If everyone in the country replaced just one 70-sheet roll of traditional paper towel with recycled paper towel, it would save 544,000 trees.
Replacing just one 175-sheet box of traditional facial tissues with recycled ones would save 163,000 trees.
Replacing just one 500-sheet roll of traditional toilet paper with a recycled roll would save 423,900 trees.
Replacing just one 250-count pack of traditional paper napkins with recycled ones would save 1,000,000 trees. (That’s as many trees as are being planted over the course of ten years in the NYC Million Tree Initiative!)
There are plenty of recycled paper product manufacturers popping up, the most popular of which are Seventh Generation, Whole Foods 365, Marcal, and Green Forest. Brands that use less than one percent recycled material and use chlorine in their production process (read: brands to avoid in the name of environmental responsibility) include Kleenex, Puffs, Charmin, Cottonelle, Bounty, and Viva.
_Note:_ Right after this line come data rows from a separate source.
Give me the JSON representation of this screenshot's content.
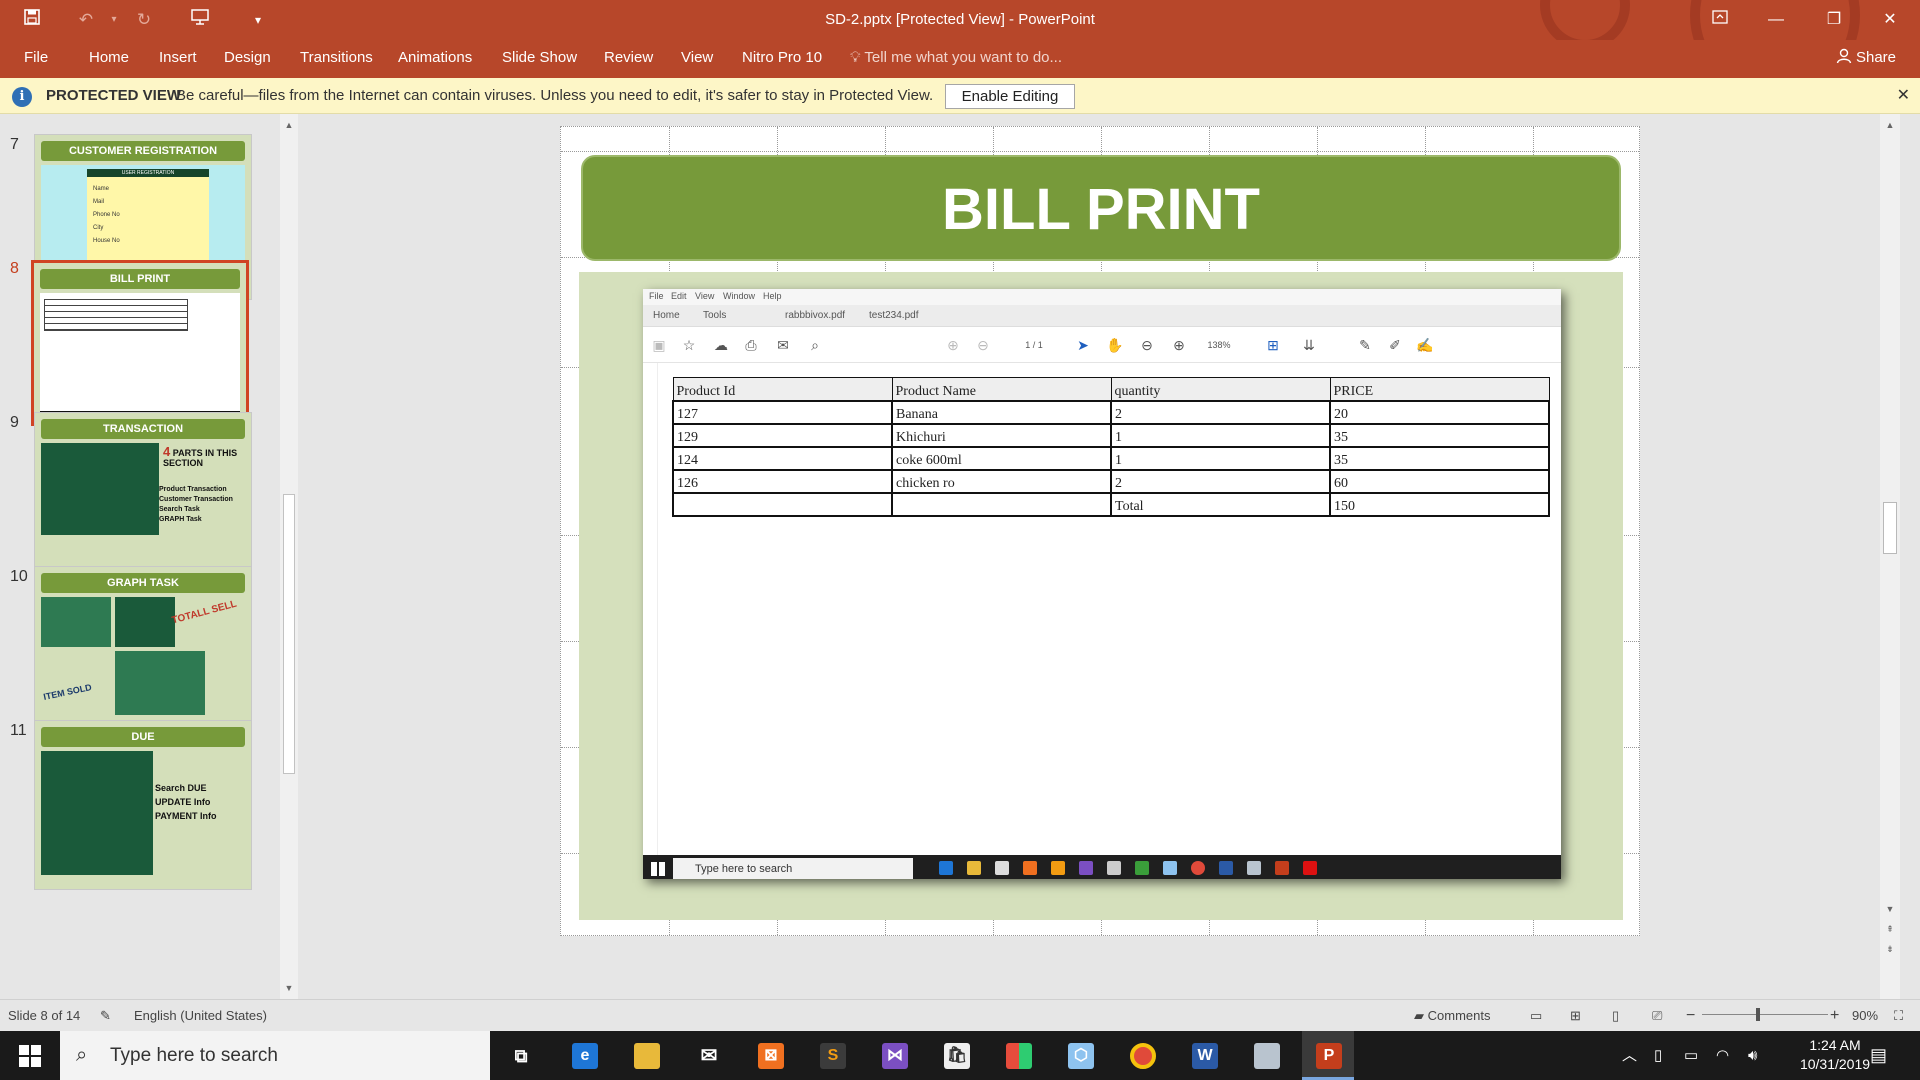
{
  "window": {
    "title": "SD-2.pptx [Protected View] - PowerPoint"
  },
  "menu": {
    "file": "File",
    "tabs": [
      "Home",
      "Insert",
      "Design",
      "Transitions",
      "Animations",
      "Slide Show",
      "Review",
      "View",
      "Nitro Pro 10"
    ],
    "tell_me": "Tell me what you want to do...",
    "share": "Share"
  },
  "protected_view": {
    "label": "PROTECTED VIEW",
    "message": "Be careful—files from the Internet can contain viruses. Unless you need to edit, it's safer to stay in Protected View.",
    "button": "Enable Editing"
  },
  "thumbnails": [
    {
      "num": "7",
      "title": "CUSTOMER REGISTRATION",
      "active": false
    },
    {
      "num": "8",
      "title": "BILL PRINT",
      "active": true
    },
    {
      "num": "9",
      "title": "TRANSACTION",
      "active": false
    },
    {
      "num": "10",
      "title": "GRAPH TASK",
      "active": false
    },
    {
      "num": "11",
      "title": "DUE",
      "active": false
    }
  ],
  "thumb_details": {
    "t7_sub": "USER REGISTRATION",
    "t7_fields": [
      "Name",
      "Mail",
      "Phone No",
      "City",
      "House No"
    ],
    "t9_count": "4",
    "t9_text": "PARTS IN THIS SECTION",
    "t9_items": [
      "Product Transaction",
      "Customer Transaction",
      "Search Task",
      "GRAPH Task"
    ],
    "t10_a": "TOTALL SELL",
    "t10_b": "ITEM SOLD",
    "t11_items": [
      "Search DUE",
      "UPDATE Info",
      "PAYMENT Info"
    ]
  },
  "slide": {
    "title": "BILL PRINT",
    "screenshot": {
      "menu": [
        "File",
        "Edit",
        "View",
        "Window",
        "Help"
      ],
      "tabs": [
        "Home",
        "Tools",
        "rabbbivox.pdf",
        "test234.pdf"
      ],
      "page": "1 / 1",
      "zoom": "138%",
      "table": {
        "headers": [
          "Product Id",
          "Product Name",
          "quantity",
          "PRICE"
        ],
        "rows": [
          [
            "127",
            "Banana",
            "2",
            "20"
          ],
          [
            "129",
            "Khichuri",
            "1",
            "35"
          ],
          [
            "124",
            "coke 600ml",
            "1",
            "35"
          ],
          [
            "126",
            "chicken ro",
            "2",
            "60"
          ],
          [
            "",
            "",
            "Total",
            "150"
          ]
        ]
      },
      "search_placeholder": "Type here to search"
    }
  },
  "status": {
    "slide_info": "Slide 8 of 14",
    "language": "English (United States)",
    "comments": "Comments",
    "zoom": "90%"
  },
  "taskbar": {
    "search_placeholder": "Type here to search",
    "time": "1:24 AM",
    "date": "10/31/2019"
  }
}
If you’re skeptical about how the recycled products fare against their virgin counterparts, try them out and decide for yourself how much softness you can sacrifice in the name of the planet. You can’t make an informed decision if you don’t try.
This new year marks the first of a new decade, and an opportunity to make responsible life choices and changes that will affect decades to come. The American Forest and Paper Association reported that from January to November 2010, Americans consumed 7 percent more recovered paper than in the same period of 2009, which is hopeful. Using cloth alternatives—safely and cleanly—is the best alternative to virgin pulp sanitary grade products, but using those made from recycled material is a low-impact-for-you, high-impact-for-the-environment decision. So as you’re making your resolutions this month, consider one for the betterment of the world, as well as your personal life. You’ve got nothing to lose but waste.